Making healthcare financially accessible to low-income people – tackling Mexico’s biggest health threats:

Demand for affordable healthcare has increased in tandem with the growth of the global population, and COVID-19 has intensified the challenges of providing it. Spending on healthcare pushes an estimated 100 million people worldwide into extreme poverty every year. New approaches to financing healthcare are needed more urgently than ever.

To help bridge this gap, the Swiss Re Foundation’s flagship programme – the Entrepreneurs for Resilience Award – initiated a three-year commitment in 2021 to help one million people improve their health resilience. The winner of the 2021 award cycle, Clínicas del Azúcar, provides affordable diabetes and hypertension care to low-income Mexicans by offering all the necessary treatments for a flat-rate membership fee.

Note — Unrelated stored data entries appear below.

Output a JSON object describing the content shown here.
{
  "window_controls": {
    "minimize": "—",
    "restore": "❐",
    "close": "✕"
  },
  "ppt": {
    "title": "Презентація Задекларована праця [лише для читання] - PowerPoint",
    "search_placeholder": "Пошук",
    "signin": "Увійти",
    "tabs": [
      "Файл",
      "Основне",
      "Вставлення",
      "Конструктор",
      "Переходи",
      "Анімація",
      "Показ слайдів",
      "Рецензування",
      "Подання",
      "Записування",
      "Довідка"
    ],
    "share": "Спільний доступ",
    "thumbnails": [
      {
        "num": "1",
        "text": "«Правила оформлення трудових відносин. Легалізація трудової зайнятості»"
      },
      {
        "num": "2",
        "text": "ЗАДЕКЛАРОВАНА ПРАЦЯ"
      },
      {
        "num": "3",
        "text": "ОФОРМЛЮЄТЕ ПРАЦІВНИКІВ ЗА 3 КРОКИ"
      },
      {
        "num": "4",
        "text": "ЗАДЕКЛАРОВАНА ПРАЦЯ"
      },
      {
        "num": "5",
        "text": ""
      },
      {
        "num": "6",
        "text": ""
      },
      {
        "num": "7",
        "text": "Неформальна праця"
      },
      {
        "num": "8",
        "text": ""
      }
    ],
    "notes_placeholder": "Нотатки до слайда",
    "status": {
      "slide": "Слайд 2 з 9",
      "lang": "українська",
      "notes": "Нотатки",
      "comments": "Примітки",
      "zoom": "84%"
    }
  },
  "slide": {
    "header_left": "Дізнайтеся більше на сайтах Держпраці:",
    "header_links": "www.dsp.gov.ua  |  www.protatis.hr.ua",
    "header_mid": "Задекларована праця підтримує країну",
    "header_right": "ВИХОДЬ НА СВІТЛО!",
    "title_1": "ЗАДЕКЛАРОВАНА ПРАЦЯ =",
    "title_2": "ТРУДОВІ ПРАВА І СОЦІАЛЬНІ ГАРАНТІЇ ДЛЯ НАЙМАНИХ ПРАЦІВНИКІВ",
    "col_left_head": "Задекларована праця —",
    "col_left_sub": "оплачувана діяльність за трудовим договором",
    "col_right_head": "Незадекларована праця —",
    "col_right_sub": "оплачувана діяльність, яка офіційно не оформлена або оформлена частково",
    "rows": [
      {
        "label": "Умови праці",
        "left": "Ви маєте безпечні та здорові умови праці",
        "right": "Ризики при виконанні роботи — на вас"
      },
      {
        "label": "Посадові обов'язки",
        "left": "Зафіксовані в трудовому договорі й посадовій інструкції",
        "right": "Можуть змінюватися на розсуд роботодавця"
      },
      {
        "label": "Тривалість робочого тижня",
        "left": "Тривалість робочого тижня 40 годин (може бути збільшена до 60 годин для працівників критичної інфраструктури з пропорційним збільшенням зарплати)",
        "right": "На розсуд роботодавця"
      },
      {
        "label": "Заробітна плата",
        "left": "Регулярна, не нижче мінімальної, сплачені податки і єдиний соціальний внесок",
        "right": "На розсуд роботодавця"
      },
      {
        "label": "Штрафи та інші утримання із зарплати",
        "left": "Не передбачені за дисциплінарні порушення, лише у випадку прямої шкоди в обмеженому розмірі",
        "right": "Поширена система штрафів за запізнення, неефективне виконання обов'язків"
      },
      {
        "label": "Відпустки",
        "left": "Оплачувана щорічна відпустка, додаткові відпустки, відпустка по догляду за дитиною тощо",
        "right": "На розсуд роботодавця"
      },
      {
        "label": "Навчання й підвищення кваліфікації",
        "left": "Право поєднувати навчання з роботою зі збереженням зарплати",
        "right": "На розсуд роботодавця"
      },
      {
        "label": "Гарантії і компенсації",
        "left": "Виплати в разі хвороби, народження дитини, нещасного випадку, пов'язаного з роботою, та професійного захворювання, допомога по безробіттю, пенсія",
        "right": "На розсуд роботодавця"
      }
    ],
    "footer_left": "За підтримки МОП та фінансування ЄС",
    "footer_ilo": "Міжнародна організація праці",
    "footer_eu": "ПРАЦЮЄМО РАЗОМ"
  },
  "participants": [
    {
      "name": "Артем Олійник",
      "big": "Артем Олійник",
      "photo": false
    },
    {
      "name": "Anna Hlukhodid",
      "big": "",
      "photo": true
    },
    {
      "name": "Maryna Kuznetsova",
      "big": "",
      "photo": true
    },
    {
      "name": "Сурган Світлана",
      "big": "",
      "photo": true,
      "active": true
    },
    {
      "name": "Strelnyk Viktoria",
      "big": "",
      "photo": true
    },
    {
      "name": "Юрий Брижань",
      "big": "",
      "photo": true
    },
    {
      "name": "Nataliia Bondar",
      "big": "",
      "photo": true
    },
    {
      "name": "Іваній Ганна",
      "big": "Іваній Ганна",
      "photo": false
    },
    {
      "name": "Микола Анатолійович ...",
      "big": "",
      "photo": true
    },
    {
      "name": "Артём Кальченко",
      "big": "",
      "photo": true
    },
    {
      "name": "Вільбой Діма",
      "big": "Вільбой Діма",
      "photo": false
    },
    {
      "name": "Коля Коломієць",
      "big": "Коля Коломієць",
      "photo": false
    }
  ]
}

In Mexico, nearly 13 million people – 15% of the population – suffer from diabetes. People diagnosed with diabetes and/or hypertension have two options to obtain treatment: pay out of pocket at a private clinic – at an estimated annual cost of over USD 1 000, which only the wealthiest 10% of the population can afford – or endure long waiting times, inconvenient appointment scheduling and short consultation times at a public hospital. Technology and process improvements have allowed Clínicas del Azúcar to reduce the cost of specialised care by more than 60% compared to the public healthcare system.

In nine years, Clínicas del Azúcar has grown into Mexico’s largest private provider of specialised diabetes care, with more than 153 000 patients served to date. With the award grant from the Swiss Re Foundation, Clínicas del Azúcar is primarily developing its “digital clinic”, which will allow the organisation to extend care to patients living in smaller towns and rural areas who could not be served by a physical clinic, thus closing a large gap in the market. Read more here.

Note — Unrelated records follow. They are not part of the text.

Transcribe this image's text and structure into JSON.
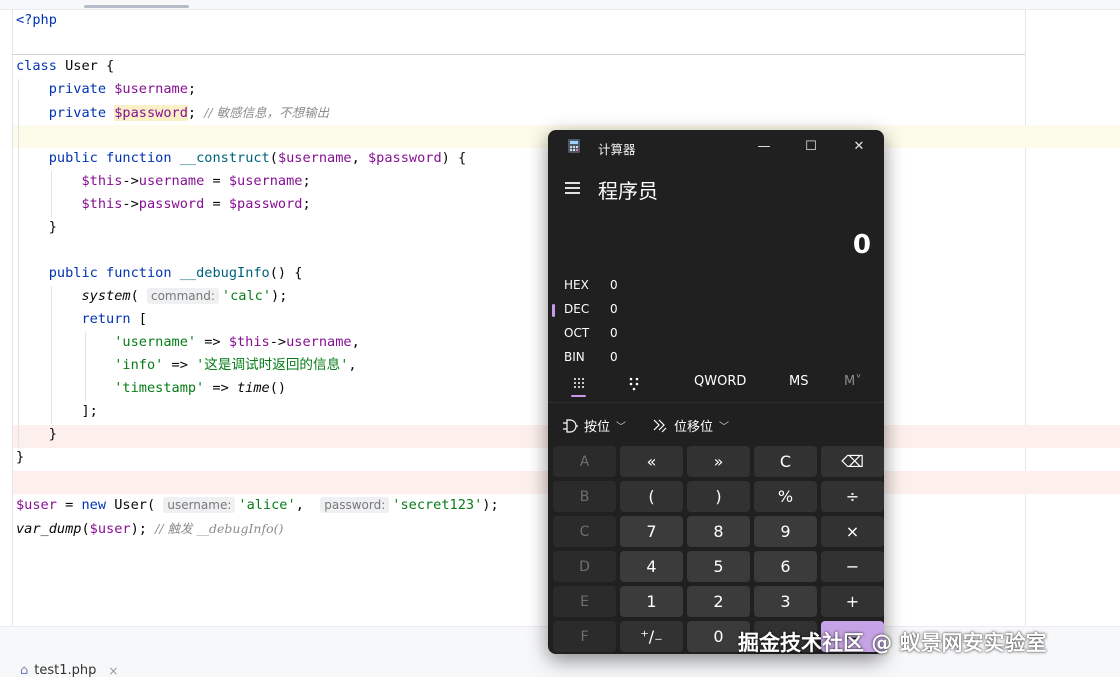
{
  "editor": {
    "file_tab": "test1.php",
    "lines": {
      "php_open": "<?php",
      "class_kw": "class",
      "class_name": " User {",
      "private1_kw": "private",
      "private1_var": "$username",
      "private1_end": ";",
      "private2_kw": "private",
      "private2_var": "$password",
      "private2_end": ";",
      "private2_cmt": "// 敏感信息，不想输出",
      "construct_kw1": "public",
      "construct_kw2": "function",
      "construct_name": "__construct",
      "construct_p1": "$username",
      "construct_p2": "$password",
      "this1": "$this",
      "this1_prop": "username",
      "this1_rhs": "$username",
      "this2": "$this",
      "this2_prop": "password",
      "this2_rhs": "$password",
      "close_brace": "}",
      "debug_kw1": "public",
      "debug_kw2": "function",
      "debug_name": "__debugInfo",
      "system_fn": "system",
      "system_hint": "command:",
      "system_arg": "'calc'",
      "return_kw": "return",
      "arr_k1": "'username'",
      "arr_this": "$this",
      "arr_prop": "username",
      "arr_k2": "'info'",
      "arr_v2": "'这是调试时返回的信息'",
      "arr_k3": "'timestamp'",
      "arr_fn3": "time",
      "arr_end": "];",
      "user_var": "$user",
      "new_kw": "new",
      "new_class": "User(",
      "hint_user": "username:",
      "arg_user": "'alice'",
      "hint_pass": "password:",
      "arg_pass": "'secret123'",
      "dump_fn": "var_dump",
      "dump_arg": "$user",
      "dump_cmt": "// 触发 __debugInfo()"
    }
  },
  "calculator": {
    "title": "计算器",
    "mode": "程序员",
    "display_value": "0",
    "radix": [
      {
        "label": "HEX",
        "value": "0"
      },
      {
        "label": "DEC",
        "value": "0"
      },
      {
        "label": "OCT",
        "value": "0"
      },
      {
        "label": "BIN",
        "value": "0"
      }
    ],
    "word_size": "QWORD",
    "ms": "MS",
    "m_dropdown": "M˅",
    "bitwise": "按位",
    "bitshift": "位移位",
    "keys": [
      [
        "A",
        "«",
        "»",
        "C",
        "⌫"
      ],
      [
        "B",
        "(",
        ")",
        "%",
        "÷"
      ],
      [
        "C",
        "7",
        "8",
        "9",
        "×"
      ],
      [
        "D",
        "4",
        "5",
        "6",
        "−"
      ],
      [
        "E",
        "1",
        "2",
        "3",
        "+"
      ],
      [
        "F",
        "⁺/₋",
        "0",
        ".",
        "="
      ]
    ]
  },
  "watermark": "掘金技术社区 @ 蚁景网安实验室"
}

"The Entrepreneurs for Resilience Award catalysed our creation of a virtual clinic to reach rural areas of Mexico and scale at a much faster pace. Now our service will be available to patients with diabetes and high blood pressure all over Mexico and other countries in Latin America.

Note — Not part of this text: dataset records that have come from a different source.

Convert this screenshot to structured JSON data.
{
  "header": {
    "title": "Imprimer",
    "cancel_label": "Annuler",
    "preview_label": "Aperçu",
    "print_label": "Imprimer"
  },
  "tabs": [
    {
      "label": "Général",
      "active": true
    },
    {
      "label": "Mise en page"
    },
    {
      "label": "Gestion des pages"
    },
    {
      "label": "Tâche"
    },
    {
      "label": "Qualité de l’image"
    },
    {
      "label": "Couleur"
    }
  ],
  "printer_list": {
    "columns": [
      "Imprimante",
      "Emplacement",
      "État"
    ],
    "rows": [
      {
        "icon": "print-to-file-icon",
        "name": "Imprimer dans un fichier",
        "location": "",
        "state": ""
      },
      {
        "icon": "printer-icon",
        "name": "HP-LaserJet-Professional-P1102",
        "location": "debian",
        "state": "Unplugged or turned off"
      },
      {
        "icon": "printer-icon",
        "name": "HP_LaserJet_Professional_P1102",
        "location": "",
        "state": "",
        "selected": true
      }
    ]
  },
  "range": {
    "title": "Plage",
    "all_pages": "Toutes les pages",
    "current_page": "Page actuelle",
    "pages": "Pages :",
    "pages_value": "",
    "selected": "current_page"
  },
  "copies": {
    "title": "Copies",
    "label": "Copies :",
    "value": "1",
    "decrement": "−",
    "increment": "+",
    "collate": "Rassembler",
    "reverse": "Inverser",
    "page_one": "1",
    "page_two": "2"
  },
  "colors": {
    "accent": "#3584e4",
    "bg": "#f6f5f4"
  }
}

As well as providing funding and access to coaching, the Foundation introduced us to Swiss Re’s team in Mexico. Together we’ve been exploring ways to reach more patients and prevent diabetes-related complications.

One initiative we’re working on is to provide insurance to people with the pre-existing condition of diabetes, who are typically ineligible for coverage. Despite the distance between us – geographically and as organisations – the collaboration with Swiss Re has been a success thanks to Clínicas del Azúcar’s clear business model and a shared focus on having an impact."